I don’t know of such a package–what exactly do you mean by “perform the dimension reduction automatically?” MultivariateStats.jl already allows you to set a maximum number of PCs and/or a proportion of variance to explain when fitting a PCA.
Running a regression on all subsets of variables requires a few lines of code, but is also pretty straightforward (the following is based on this discussion):
using DataFrames, StatsBase, GLM, Combinatorics
df = DataFrame(x1 = randn(10), x2 = randn(10), x3 = randn(10), x4 = randn(10))
df[!, :y] = df.x1 .+ 2df.x2 .+ -0.5df.x3 .+ 1.5df.x4 .+ randn.()
terms = term.(names(df))
term_combis = combinations(terms[1:4])
formulas = [terms[end] ~ sum(c) for c in term_combis]

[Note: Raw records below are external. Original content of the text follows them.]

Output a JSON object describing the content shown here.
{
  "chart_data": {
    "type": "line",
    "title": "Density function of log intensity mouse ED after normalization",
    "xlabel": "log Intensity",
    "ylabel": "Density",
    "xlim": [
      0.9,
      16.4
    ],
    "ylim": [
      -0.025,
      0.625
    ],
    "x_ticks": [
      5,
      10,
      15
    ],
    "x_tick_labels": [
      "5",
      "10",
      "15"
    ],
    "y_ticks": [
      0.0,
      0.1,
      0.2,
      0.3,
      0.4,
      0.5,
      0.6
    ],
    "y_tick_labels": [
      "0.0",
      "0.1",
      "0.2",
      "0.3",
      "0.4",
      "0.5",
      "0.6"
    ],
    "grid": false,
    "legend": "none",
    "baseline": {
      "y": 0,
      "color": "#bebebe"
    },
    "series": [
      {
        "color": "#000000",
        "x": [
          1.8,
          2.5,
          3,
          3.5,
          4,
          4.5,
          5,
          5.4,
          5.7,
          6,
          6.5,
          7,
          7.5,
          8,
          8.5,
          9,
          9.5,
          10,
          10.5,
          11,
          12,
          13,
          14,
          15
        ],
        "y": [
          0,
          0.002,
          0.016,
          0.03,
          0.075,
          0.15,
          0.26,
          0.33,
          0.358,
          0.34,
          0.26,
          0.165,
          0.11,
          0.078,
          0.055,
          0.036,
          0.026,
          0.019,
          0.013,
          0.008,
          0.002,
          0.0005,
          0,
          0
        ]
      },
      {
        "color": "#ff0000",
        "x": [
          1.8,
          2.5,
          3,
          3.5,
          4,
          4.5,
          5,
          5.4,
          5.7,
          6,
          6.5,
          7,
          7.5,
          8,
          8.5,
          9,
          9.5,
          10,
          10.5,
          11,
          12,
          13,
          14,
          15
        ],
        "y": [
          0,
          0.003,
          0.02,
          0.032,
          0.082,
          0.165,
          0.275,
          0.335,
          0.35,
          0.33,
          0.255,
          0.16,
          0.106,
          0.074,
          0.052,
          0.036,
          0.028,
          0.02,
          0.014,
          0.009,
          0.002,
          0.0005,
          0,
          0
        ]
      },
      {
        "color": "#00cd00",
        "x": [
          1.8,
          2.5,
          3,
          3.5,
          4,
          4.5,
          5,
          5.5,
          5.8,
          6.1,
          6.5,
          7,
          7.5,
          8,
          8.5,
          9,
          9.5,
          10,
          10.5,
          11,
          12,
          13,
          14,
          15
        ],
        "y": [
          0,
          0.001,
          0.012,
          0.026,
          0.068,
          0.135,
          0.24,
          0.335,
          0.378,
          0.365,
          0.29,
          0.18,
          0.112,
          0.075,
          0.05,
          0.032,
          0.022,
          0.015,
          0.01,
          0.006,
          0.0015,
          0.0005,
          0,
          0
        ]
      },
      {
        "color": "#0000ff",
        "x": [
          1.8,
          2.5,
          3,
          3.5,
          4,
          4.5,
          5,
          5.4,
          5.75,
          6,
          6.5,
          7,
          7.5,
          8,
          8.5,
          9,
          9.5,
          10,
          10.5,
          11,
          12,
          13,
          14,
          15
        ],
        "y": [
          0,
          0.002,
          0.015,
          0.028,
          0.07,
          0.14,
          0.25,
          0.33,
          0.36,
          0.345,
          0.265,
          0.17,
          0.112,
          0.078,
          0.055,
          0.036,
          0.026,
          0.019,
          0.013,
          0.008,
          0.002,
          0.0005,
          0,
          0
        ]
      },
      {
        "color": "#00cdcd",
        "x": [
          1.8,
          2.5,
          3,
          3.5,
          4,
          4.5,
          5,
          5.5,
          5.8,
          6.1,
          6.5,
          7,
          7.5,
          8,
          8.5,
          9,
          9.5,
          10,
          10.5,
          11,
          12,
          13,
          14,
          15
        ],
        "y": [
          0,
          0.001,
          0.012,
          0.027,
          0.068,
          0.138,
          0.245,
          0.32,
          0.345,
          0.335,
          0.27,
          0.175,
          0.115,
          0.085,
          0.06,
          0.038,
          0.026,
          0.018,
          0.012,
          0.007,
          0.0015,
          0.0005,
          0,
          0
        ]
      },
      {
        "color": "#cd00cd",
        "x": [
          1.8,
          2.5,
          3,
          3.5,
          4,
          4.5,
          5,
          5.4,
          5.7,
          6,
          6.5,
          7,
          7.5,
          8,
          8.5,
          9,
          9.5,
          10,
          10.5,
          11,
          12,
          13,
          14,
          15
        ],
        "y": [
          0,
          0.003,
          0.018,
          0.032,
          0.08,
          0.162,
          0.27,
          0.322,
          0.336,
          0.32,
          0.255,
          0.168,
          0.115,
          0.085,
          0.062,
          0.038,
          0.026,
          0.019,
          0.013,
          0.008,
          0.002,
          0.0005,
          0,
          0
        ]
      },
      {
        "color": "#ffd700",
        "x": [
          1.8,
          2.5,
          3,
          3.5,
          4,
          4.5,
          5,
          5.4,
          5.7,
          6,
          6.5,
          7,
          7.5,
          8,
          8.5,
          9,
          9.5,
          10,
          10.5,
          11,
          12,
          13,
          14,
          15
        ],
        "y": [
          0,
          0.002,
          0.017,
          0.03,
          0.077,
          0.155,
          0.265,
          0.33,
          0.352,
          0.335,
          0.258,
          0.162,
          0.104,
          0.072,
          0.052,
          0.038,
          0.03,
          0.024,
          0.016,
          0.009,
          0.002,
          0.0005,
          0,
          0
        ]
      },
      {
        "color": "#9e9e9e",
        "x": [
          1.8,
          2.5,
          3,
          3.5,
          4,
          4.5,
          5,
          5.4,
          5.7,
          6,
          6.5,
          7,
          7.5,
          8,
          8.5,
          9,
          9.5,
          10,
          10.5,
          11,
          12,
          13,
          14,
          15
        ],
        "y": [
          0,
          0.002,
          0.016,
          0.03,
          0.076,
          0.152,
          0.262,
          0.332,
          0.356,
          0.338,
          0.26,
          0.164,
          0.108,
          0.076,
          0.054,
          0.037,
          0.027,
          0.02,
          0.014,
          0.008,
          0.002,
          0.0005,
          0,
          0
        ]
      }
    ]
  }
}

models = [lm(f, df) for f in formulas]
aics = aic.(models)
comparison = DataFrame(formula = formulas, nterms = length.(term_combis), aic = aics)
15×3 DataFrame
Row │ formula nterms aic
│ FormulaT… Int64 Float64
─────┼────────────────────────────────────────
1 │ y ~ x1 1 46.4727
2 │ y ~ x2 1 45.5619
3 │ y ~ x3 1 49.3855
4 │ y ~ x4 1 47.7685
5 │ y ~ x1 + x2 2 44.7786
6 │ y ~ x1 + x3 2 48.4727
7 │ y ~ x1 + x4 2 47.3097
8 │ y ~ x2 + x3 2 47.1286
9 │ y ~ x2 + x4 2 36.4842
10 │ y ~ x3 + x4 2 49.6269
11 │ y ~ x1 + x2 + x3 3 46.1428
12 │ y ~ x1 + x2 + x4 3 36.5456
13 │ y ~ x1 + x3 + x4 3 49.2632
14 │ y ~ x2 + x3 + x4 3 37.4955
15 │ y ~ x1 + x2 + x3 + x4 4 37.2073
“Best” in a situation like this could mean a number of different things, so you will probably have to define what your criteria are. In this case, models 9, 14, and 15 are all pretty close together in terms of AIC, so I wouldn’t feel comfortable declaring one “best” without some more work (cross-validation, model averaging…) depending on what you’re using the models for.